Une semaine sur terre
Journal du confinement I
Pendant toute la durée de cette période exceptionnelle, une petite chronique de trois jours en temps de guerre, bien au chaud chez moi.
Photo by Kenny Luo on Unsplash
Lundi 16 mars
Voilà. Nous y sommes. Le Président de la République est en train de me dire que je suis consigné chez moi, que je n’ai le droit de sortir que pour aller faire mes courses.
Tout a commencé jeudi soir lorsqu’il nous avait déjà dit qu’on n’allait plus trop pouvoir sortir, mais vu que nous n’avons pas été sages et qu’on s’est fait gaulés à boire des bières au bord de la Seine sur les bords du canal Saint-Martin, ben voilà, on est punis. On doit rester dans notre chambre, privés de sortie.
Bon, en même temps, je m’en fous, je ne sors généralement que pour aller au travail ou pour aller faire mes courses. Du coup, depuis ce matin, je n’ai plus le droit d’aller au travail. Juste le droit d’aller faire mes courses.
J’avoue, ce matin, je me suis levé à l’heure à laquelle je commence d’ordinaire, j’ai assisté à ma première réunion téléphonique à 9h00 pour organiser tout ce bordel, en attendant les consignes du comité de direction. Et puis j’ai bu trop de café.
J’avais quand-même pris le temps de prendre ma douche en quatrième vitesse (pas encore de restriction sur l’eau) et j’ai passé ma matinée pendu au téléphone, alternant crampes et douleurs. Heureusement, j’avais préparé à manger la veille, ce qui m’a évité de devoir préparer quoi que ce soit ; j’ai même pris le temps de passer l’aspirateur sur ma pause déjeuner. Bref, une journée atypique.

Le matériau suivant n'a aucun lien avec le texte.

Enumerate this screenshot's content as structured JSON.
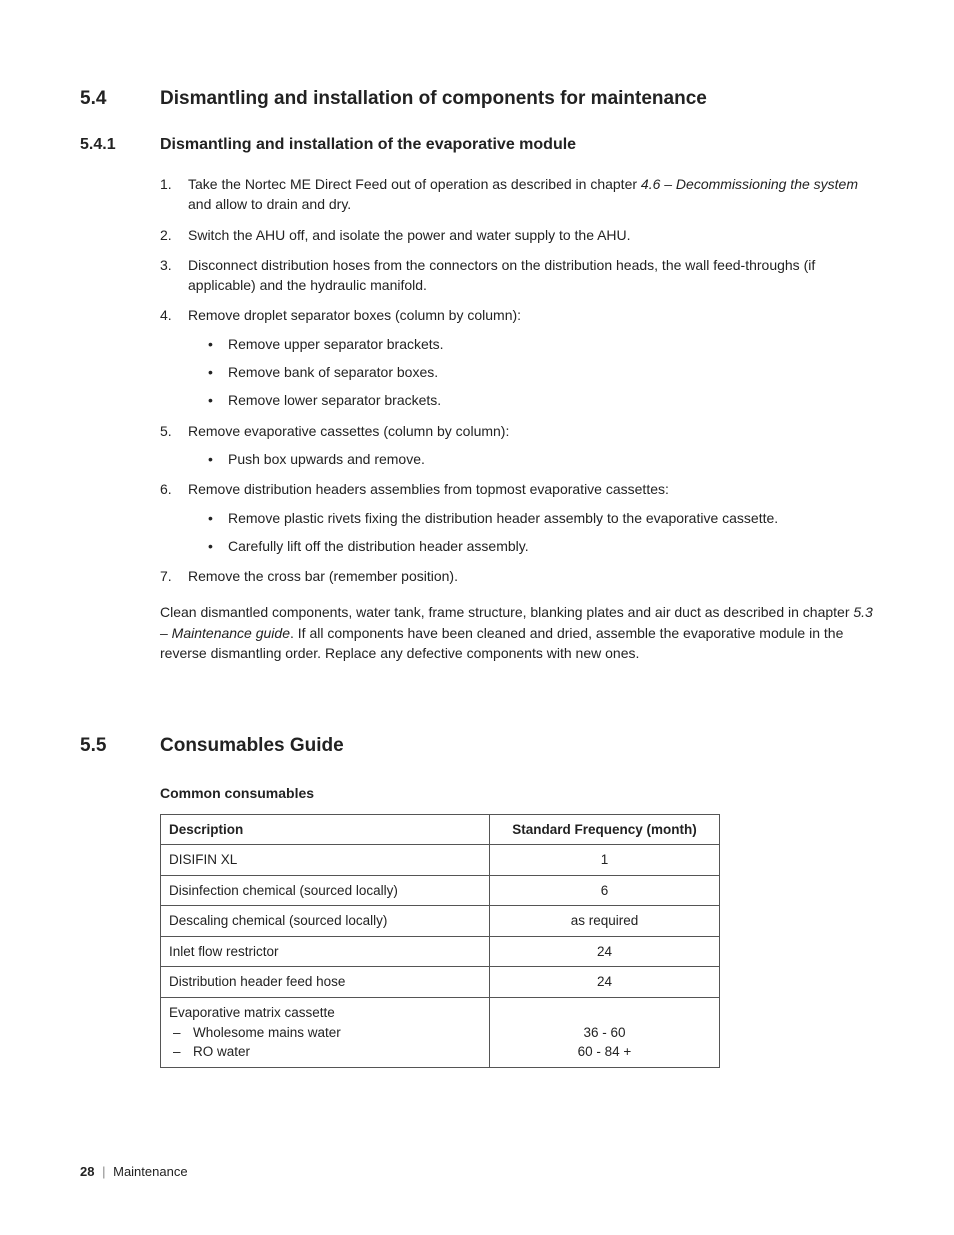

C’est lorsque je suis sorti que tout s’est gâté. J’ai essayé mon supermarché habituel et là, vision d’horreur ; on faisait rentrer les gens au compte-goutte et les prétendants attendaient leur tour en faisant le pied de grue dans une file d’attente allant d’une entrée à l’autre… Je me suis arrêté sur le parking, bouche bée ; je n’avais jamais vu ça.

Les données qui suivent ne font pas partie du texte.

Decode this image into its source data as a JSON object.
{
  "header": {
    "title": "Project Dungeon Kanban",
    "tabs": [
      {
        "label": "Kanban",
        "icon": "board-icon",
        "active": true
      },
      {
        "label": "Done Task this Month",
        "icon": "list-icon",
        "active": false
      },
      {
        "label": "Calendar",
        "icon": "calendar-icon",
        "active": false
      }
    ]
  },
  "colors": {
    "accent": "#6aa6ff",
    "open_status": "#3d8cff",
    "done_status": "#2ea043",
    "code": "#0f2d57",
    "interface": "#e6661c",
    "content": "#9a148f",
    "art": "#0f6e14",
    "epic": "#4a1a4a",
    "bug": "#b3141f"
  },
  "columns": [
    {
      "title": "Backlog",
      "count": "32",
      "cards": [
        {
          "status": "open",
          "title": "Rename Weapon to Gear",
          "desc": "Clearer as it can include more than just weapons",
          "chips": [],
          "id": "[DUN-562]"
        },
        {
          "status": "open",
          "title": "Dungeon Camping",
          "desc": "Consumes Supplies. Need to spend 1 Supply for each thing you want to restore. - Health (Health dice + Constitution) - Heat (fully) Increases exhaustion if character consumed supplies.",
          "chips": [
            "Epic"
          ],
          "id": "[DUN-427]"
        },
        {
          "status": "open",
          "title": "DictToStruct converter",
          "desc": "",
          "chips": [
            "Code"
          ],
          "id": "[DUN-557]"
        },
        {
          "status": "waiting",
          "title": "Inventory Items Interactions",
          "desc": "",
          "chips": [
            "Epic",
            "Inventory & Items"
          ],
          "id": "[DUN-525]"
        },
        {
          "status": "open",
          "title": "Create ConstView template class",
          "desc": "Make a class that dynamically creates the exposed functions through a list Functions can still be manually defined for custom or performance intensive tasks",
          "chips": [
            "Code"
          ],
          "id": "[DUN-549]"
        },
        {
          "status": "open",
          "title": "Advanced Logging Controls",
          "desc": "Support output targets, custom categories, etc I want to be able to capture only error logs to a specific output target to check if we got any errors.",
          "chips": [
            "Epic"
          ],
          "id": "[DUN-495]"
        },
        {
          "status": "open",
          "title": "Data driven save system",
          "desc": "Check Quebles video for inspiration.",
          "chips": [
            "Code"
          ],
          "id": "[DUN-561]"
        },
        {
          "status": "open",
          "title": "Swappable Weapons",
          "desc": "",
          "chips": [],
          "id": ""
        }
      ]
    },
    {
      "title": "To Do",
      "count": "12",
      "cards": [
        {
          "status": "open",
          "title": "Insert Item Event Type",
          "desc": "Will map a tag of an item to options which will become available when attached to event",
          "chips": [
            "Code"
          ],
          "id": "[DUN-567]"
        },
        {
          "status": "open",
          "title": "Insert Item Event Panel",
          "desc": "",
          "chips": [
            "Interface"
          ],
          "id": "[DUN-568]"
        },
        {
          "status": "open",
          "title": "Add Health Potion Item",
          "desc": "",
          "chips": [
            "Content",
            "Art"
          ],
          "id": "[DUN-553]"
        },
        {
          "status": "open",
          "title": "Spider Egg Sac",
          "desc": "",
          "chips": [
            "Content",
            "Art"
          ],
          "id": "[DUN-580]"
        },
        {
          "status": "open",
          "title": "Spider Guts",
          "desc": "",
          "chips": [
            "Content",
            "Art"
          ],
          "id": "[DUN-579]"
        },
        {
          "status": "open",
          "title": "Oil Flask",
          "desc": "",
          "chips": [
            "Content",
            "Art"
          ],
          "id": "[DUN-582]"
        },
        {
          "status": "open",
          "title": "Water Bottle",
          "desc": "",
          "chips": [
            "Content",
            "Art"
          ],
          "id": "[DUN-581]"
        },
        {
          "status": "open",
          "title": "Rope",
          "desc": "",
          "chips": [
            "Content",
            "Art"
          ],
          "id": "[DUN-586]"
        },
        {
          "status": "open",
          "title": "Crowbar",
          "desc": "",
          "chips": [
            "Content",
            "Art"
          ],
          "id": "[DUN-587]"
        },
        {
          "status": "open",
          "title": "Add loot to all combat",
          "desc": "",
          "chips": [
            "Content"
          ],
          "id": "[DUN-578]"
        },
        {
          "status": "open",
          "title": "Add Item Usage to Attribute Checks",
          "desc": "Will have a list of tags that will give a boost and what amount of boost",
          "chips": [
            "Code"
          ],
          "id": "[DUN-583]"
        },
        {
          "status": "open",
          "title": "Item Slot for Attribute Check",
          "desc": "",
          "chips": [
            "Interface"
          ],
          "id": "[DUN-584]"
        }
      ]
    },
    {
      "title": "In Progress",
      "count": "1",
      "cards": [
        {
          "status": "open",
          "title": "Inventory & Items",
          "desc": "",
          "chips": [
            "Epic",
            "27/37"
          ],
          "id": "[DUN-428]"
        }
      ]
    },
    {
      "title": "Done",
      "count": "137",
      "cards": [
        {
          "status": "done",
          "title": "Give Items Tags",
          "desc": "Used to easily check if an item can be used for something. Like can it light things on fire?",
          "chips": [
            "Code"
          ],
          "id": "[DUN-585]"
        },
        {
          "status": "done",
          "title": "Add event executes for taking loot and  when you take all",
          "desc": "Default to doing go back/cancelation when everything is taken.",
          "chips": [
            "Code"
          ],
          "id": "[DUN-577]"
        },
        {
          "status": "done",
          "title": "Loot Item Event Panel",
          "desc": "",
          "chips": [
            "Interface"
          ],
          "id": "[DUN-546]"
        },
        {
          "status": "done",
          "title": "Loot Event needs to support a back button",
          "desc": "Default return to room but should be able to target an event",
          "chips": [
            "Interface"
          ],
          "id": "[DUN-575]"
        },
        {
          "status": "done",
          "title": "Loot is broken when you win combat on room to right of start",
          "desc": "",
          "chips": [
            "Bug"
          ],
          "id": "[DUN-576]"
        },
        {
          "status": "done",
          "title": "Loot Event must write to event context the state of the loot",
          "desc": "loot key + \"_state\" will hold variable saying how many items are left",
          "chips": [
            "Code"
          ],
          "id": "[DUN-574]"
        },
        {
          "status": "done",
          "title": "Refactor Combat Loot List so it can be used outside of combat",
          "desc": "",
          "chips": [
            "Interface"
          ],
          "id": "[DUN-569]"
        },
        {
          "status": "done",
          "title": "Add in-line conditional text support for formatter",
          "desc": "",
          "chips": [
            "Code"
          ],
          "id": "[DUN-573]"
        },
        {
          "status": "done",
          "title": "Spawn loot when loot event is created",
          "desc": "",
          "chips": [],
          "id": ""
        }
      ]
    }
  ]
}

Un deuxième supermarché, j’ai pu entrer, et il y avait environ quinze personnes qui attendaient à chaque caisse. Une horreur, des bousculades… Je connais des porcs qui ont plus de manières que la plupart des connards que j’ai rencontré ce soir. Je n’avais jamais vu une telle agitation, même une veille de réveillon de Noël. Que le strict nécessaire, même pas un paquet de farine. Je me suis mis à imaginer tous ces gens en train de faire des crêpes au même moment en s’enroulant dans des kilomètres de papier toilette. Ou peut-être sont-ils en train de faire leur pain… Mais ça ne tient pas, les boulangeries sont ouvertes…
Je rentre chez moi épuisé, tendu d’avoir passé autant de temps debout à attendre en caisse que tout ce petit monde se mette en ordre de marche et veuille bien me laisser passer. Comme si quelque chose de poisseux traînait dans l’air, je jette mes vêtements au feu (dans le panier de linge sale) et saute sous la douche. Mon élixir pour ce soir, ce sera un verre de prosecco avec une soupe de poisson, croûtons à l’ail, sauce rouille et emmental râpé.

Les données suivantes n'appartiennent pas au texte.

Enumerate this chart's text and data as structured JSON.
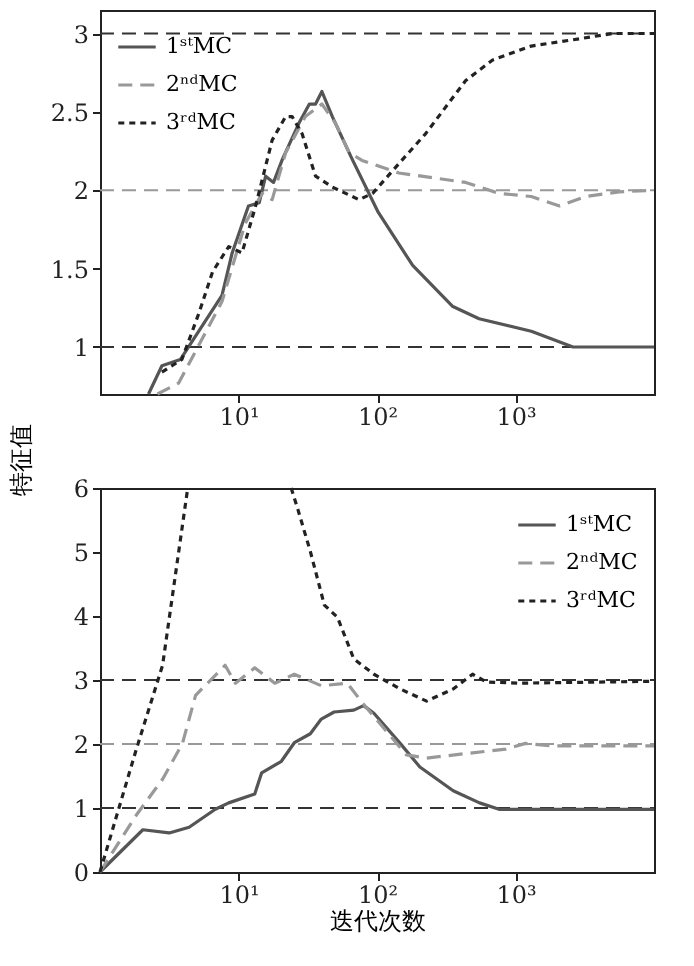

Demain sera un autre jour, le premier d’une longue série de jours calfeutrés chez soi. Pas la peine de vous embêter à nous présenter la météo, qu’il pleuve ou qu’il vente, peu me chaut…
Mardi 17 mars
Je me suis autorisé une dernière incursion en dehors de chez moi, histoire d’être certain de pourvoir baffrer pendant quelques jours ; fromages, vins, légumes (pour la bonne conscience), viandes à griller, d’autres à cuisiner en sauces et quelques miches de pain frais. Ce n’est pas parce que je suis enfermé chez moi que je vais me laisser abattre… au contraire, c’est le bon moment pour prendre soin de son estomac.
J’ai quand-même été obligé de faire la queue pour entrer dans un supermarché ; je suis allé loin de chez moi, dans la campagne, là où les gens ne se tapent pas dessus pour un paquet de spaghettis. Résultat, je n’ai presque plus d’essence. Bon, OK, ce n’est pas comme si j’en avais vraiment besoin.
Je me suis concentré sur quelques fichiers que j’avais en souffrance et qui restaient en panne. Avec le temps à disposition, ça permet de rester concentré plus facilement et de faire les choses comme il faut. Et chose importante, j’ai quand-même réussi à bien me marrer avec les collègues, par mail et par Teams. C’est important de se marrer. Va falloir maintenir ça. Sous peine de ne pas tenir longtemps.
Mon fils me pose la question : «Et il se passe quoi si on est surpris dans la rue en train de faire rien ?». Une collègue me dit : «Je me sens quand même séquestrée avec 2 produits issus de mon utérus.» Avec une autre : «Je crois que la moindre information, aussi inintéressante soit-elle, va finir par nous paraître comme une révélation mystique.»
Je pense que les journées de travail vont être longues, il va falloir être créatif… Je termine celle-ci avec le concert binaural de Molécule, diffusé sur FIP. La suite demain.
Ma journée se termine tout doucement au jardin, à déraciner les pâquerettes qui ont déjà commencé à coloniser tout doucement, dans la terre meuble et la douceur d’une soirée de fin d’hiver. Ce soir, c’est la Saint Patrick et personne ne fêtera la fête nationale irlandaise dans les rues de Paris. Pas de voitures, pas d’avions, un calme digne de la campagne, même pas de bruit de fond. On va être bien.
Mercredi 18 mars
Je suis réveillé par le sifflement de la balayeuse et des souffleurs qui nettoient toujours la rue à des heures indécentes. J’aurais aimé pouvoir dire qu’il y a des gens qui dorment, mais ce n’est pas vraiment ce qui est censé arriver… Et puis il fait un soleil resplendissant, un temps à ne pas avoir envie d’aller travailler… Ce n’est pas le cas non plus… Oh et puis merde, on ne peut même plus faire de blagues !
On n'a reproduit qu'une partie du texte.